Anıtkabir Müzesi’nde Mustafa Kemal Atatürk'ün birebir boyutlardaki
balmumu heykeli, Prof.Dr. Büyükerşen tarafından yapılmıştır. Büyükerşen Anadolu
Üniversitesi’nde açtığı okulla duyma engelliler için umut kaynağı olmuştur.
Kent Park ve içindeki “deniz”, Sazova Park ve içindeki kanyon, masal şatosu,
açık hava sahnesi engin bir hayâl gücünün ve sanatçı duyarlılığının ürünleridir.
Büyükerşen tarafından kültür merkezine
çevrilen Haller Gençlik Merkezi de Kentsel Dönüşüm için “örnek” gösterilebilecek bir projedir.
Büyükerşen, 1999’da Eskişehir BB Başkanı oldu. 2004 ve 2009
seçimlerinde oyları artarak yeniden Başkan
seçildi. Büyükerşen, insana saygının öne çıktığı bir hayat görüşü ile hayâllerini gerçekleştirmek için çalışmış/çalışmakta. Eskişehirliler de onun samimiyetine ve
kendileri için en iyisini yapacağına inandıkları için onu
bırakmamış.
Açıkça ifade etmeliyim ki ben onun yaptıklarında Atatürk’ü, Muhsin Ertuğrul’u gördüm:
Cumhuriyeti kuran irade, insanına olan inanç, sevgi ve şefkat. Dilerim
Eskişehir halkı aynı anlayışı sürdürür. Zira
yaratılan eserleri aynı anlayışla korumak ve sürdürmek gerekiyor. Eskişehir
modelinin başarısında sanatçı bir
Başkan’ın kararlılığı ve azmi var. Dilerim Türkiye onun gibileri bulur ve seçer.
Prof .Dr. Yılmaz
Büyükerşen’in Tiyatro Hamlesi
Eskişehir, Büyükerşen ile yeni salonlara ve de Şehir
Tiyatrosu’na kavuştu. Bu bir anlamda 1963’de kuruluşunu sağladığı ama sonradan
etkin olamayan Şehir Tiyatrosu’nun yeniden dirilmesi diye de alınabilir.

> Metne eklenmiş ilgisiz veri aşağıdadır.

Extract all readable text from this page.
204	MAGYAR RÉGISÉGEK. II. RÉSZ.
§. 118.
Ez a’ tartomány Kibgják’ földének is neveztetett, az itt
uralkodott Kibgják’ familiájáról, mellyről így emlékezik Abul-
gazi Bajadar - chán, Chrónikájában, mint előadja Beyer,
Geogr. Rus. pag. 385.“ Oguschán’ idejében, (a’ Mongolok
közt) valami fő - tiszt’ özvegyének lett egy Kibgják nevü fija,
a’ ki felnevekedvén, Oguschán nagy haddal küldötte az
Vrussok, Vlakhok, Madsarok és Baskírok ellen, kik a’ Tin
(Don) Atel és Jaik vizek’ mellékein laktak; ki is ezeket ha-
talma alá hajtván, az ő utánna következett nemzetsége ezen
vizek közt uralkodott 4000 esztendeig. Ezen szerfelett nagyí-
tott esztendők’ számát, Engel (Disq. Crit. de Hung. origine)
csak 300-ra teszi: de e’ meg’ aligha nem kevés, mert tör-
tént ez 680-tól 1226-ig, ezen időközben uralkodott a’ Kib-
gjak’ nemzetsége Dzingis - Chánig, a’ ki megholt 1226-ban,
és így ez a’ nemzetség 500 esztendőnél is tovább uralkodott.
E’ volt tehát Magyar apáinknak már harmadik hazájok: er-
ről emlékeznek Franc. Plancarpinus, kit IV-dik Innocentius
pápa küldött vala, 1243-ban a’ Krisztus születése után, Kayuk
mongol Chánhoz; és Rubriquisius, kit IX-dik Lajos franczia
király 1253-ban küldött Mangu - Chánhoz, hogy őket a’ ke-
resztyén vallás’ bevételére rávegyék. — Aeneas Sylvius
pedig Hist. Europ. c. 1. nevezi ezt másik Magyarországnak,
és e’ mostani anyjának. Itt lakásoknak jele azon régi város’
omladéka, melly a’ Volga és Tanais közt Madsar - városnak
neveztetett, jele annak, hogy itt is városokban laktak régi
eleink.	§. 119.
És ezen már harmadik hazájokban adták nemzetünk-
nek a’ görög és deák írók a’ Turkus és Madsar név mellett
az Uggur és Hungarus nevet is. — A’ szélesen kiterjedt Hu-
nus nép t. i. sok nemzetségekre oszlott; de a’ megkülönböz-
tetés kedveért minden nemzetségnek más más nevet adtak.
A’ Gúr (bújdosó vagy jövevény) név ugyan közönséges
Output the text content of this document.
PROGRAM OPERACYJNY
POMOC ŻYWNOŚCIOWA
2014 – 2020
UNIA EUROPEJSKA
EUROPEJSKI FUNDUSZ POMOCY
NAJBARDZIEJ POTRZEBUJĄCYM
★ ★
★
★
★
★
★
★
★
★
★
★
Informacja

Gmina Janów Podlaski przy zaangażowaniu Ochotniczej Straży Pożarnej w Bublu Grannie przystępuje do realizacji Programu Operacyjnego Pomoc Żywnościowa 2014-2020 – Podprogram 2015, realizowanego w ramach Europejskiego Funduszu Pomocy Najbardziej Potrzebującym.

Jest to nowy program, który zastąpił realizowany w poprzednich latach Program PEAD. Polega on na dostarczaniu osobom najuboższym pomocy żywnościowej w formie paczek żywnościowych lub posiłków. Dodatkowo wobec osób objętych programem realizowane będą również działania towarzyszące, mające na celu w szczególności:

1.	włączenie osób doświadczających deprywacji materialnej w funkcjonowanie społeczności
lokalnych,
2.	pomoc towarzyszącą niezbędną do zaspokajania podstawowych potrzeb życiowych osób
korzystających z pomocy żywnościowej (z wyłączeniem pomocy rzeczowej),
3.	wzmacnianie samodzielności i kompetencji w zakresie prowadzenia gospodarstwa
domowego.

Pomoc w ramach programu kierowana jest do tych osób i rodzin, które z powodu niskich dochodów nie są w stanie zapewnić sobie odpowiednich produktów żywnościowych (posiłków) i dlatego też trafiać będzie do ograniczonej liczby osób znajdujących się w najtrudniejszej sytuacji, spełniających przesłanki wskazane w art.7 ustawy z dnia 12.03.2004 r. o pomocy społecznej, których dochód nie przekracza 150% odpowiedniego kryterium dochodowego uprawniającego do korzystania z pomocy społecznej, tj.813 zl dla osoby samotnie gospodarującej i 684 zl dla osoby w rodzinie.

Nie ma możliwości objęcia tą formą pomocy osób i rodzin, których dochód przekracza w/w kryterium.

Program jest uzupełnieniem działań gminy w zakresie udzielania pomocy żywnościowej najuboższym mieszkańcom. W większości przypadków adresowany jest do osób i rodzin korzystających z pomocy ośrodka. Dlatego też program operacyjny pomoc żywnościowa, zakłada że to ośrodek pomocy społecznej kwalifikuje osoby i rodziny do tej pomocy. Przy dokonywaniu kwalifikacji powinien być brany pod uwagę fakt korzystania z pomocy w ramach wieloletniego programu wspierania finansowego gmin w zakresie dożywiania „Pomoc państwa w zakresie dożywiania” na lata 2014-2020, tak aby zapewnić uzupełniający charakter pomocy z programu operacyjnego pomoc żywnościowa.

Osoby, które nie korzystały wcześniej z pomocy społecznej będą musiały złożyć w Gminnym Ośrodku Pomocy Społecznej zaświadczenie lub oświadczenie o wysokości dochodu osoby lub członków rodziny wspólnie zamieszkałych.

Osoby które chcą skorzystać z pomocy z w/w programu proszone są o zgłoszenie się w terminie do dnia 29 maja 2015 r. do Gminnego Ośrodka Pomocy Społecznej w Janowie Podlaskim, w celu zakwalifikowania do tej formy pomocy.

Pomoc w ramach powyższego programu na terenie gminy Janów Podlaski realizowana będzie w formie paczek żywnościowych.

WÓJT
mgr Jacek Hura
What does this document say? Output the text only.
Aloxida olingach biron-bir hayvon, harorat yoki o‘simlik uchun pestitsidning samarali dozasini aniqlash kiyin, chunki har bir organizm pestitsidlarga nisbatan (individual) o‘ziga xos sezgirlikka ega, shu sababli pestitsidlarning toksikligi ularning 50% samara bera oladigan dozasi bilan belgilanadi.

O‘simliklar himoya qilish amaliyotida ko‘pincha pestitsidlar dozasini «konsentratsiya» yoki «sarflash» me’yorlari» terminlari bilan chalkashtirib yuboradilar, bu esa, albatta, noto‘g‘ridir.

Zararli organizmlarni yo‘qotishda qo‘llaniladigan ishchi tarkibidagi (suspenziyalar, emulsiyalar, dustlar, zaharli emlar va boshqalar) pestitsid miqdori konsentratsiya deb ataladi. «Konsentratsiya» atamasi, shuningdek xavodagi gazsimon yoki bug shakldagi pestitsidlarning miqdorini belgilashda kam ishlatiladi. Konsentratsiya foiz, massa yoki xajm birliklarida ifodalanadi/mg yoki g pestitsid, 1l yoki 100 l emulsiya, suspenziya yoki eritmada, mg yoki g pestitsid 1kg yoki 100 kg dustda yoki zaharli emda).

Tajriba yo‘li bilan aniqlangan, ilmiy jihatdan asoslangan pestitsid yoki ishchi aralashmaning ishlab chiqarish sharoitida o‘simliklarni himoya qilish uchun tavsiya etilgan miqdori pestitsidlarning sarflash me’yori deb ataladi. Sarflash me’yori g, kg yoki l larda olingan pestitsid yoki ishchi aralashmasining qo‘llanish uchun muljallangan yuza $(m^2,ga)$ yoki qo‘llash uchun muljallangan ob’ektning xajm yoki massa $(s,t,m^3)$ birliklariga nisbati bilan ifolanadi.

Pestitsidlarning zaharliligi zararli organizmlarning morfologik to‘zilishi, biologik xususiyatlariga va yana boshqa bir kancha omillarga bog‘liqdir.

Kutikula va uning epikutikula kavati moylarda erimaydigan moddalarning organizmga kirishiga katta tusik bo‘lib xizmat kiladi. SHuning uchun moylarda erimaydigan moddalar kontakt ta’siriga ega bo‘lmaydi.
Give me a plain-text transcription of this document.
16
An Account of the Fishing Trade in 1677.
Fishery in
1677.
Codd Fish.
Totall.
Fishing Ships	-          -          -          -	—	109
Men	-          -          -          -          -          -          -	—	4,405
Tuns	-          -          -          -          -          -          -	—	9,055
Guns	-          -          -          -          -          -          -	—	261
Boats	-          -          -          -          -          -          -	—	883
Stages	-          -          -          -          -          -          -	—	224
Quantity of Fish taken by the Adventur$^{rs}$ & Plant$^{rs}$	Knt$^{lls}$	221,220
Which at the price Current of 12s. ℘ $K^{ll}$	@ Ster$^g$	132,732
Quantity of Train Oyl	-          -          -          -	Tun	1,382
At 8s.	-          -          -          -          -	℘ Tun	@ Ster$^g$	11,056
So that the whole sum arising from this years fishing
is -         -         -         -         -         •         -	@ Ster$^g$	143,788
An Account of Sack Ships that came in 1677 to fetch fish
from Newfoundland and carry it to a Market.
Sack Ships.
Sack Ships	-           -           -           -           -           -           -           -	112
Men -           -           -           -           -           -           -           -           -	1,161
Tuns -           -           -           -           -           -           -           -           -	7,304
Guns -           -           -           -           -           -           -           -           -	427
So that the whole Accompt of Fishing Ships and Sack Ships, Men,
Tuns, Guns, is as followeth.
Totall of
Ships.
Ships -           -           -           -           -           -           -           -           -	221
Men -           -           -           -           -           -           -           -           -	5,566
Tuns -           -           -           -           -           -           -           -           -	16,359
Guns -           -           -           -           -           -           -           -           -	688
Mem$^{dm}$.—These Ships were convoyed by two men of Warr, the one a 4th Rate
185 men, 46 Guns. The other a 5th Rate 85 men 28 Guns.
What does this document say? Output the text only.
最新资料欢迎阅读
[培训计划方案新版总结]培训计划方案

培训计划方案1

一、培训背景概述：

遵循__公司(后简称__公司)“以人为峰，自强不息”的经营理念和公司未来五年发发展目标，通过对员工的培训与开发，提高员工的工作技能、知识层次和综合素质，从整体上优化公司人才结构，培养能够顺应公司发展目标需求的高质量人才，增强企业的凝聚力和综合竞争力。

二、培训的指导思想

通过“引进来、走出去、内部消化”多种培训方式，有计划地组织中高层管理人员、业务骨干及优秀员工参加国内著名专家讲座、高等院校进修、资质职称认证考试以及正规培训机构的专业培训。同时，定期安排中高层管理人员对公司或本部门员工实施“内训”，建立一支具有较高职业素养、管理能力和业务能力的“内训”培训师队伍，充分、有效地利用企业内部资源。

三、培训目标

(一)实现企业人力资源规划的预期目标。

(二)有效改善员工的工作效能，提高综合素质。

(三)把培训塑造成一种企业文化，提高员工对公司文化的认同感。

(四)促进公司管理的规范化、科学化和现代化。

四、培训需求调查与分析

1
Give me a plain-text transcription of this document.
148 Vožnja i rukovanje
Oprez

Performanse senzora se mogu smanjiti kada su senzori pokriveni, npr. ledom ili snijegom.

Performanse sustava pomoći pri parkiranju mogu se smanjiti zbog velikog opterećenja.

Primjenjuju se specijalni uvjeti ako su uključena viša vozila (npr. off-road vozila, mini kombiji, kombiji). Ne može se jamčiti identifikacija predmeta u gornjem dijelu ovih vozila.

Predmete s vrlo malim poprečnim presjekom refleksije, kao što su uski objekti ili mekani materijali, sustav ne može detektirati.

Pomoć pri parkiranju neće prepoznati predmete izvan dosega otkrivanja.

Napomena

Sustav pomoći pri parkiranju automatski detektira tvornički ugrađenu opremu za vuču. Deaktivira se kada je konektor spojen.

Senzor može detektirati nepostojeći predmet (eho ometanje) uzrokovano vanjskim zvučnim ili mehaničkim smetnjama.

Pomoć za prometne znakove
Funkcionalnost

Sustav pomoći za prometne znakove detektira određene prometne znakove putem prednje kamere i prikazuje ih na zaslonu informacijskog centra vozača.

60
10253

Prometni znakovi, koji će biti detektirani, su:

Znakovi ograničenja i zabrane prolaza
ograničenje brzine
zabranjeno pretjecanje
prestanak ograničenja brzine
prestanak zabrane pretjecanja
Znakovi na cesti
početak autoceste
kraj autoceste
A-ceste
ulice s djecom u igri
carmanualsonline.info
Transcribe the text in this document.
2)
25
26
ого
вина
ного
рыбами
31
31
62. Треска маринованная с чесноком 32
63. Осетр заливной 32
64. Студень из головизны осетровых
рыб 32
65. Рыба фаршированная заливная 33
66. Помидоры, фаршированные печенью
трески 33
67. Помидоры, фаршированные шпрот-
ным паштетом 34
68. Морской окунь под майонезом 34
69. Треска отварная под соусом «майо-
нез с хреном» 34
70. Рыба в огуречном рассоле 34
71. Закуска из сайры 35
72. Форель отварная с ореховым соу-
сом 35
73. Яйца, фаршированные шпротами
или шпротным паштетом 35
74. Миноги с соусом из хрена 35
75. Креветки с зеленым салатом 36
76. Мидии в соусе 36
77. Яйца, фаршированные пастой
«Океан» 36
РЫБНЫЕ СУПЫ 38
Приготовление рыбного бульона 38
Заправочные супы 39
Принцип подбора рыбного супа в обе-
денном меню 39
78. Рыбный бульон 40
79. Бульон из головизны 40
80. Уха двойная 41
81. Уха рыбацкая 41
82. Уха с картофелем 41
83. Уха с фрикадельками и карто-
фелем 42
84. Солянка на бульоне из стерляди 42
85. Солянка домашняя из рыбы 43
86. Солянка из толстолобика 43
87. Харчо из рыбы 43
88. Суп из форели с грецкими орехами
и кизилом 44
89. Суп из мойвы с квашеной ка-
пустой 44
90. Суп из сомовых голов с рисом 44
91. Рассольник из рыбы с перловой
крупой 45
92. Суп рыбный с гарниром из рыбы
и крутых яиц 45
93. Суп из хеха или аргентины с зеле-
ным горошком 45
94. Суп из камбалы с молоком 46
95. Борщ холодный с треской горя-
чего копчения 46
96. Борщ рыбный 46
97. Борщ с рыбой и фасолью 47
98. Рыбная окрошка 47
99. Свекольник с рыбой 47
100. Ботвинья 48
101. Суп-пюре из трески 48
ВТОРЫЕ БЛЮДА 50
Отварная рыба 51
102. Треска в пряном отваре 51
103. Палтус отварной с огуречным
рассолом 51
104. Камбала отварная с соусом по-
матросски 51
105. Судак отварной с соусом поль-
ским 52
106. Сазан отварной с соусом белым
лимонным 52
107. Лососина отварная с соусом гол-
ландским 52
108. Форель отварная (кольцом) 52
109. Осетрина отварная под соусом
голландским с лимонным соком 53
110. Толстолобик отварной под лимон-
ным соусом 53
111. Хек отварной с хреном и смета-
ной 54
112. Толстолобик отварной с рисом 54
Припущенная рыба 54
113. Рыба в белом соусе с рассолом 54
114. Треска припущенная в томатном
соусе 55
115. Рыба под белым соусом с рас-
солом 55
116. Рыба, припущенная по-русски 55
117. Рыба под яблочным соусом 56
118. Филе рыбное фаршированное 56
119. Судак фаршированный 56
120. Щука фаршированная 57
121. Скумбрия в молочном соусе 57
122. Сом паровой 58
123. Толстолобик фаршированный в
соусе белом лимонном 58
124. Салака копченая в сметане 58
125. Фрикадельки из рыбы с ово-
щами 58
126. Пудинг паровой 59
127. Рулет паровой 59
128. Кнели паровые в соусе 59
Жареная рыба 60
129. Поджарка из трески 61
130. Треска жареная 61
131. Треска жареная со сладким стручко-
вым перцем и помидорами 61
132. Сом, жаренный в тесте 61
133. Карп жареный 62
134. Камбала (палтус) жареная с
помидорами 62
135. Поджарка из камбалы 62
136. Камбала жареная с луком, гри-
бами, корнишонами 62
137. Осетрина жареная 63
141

Anlaşılan, ona gelinceye kadar “tiyatrosuz, operasız şehir” hiçbir belediye başkanına rahatsızlık vermemiş, halk da ihtiyaç
duymamış ki istememiş. Şimdi halkın sahip olduğundan, elde ettiği bu kazançtan
vazgeçeceğini düşünmüyorum.
Ama daha da önemlisi konuya son günlerdeki tartışmaların penceresinden bakarak görünendir. Hani “ödenekli
tiyatroları özelleştirelim halka sanatı özel tiyatrolar götürsün” deniyor ya, ödenekli tiyatrosu olmayan Eskişehir’de
Büyükerşen Şehir Tiyatroları’nı var etmeden önce sürekli perde açan bir (özel)
tiyatro yok. Şimdi ise haftanın her günü
bir sanat olayı var, perdeler açılıyor ve biletleri çıkar çıkmaz biten gösterilerin
sürekli seyircileri var. Hatta şehir dışından gösterileri takip etmeye gelenler
oluyor. Seyrettiğim oyunlarda gözlediğim seyircinin sosyal yelpazesi çok geniş.
Öğrencilerden ev hanımlarına, bürokratlara, gençlerden yaşlılara her sınıftan
ve her anlayıştan insan var salonlarda, başı bağlısı bağsızı. Bir konuya da
dikkat çekmek isterim. 1990’larda nüfusu
1.400.000 olan Eskişehir’in 2010
sayımına göre nüfusu 764.584. Yani azalan nüfusa rağmen artan seyirci var
Eskişehir’de. İnsanların buluşma noktalarından biri tiyatro ve sanat. Sosyalleşmenin
başladığı yerlerin başında tiyatro salonları geliyor. Sanatın kurduğu bağ çok
kuvvetlidir.
Büyükerşen ile başlayan kültür ve sanat “hamle”sinin Eskişehir’e
kazandırdıkları şunlar:
Haller Gençlik Merkezi
Tepebaşı Sahnesi (Açılış Tarihi 27 Mart 2001, 202 Kişilik)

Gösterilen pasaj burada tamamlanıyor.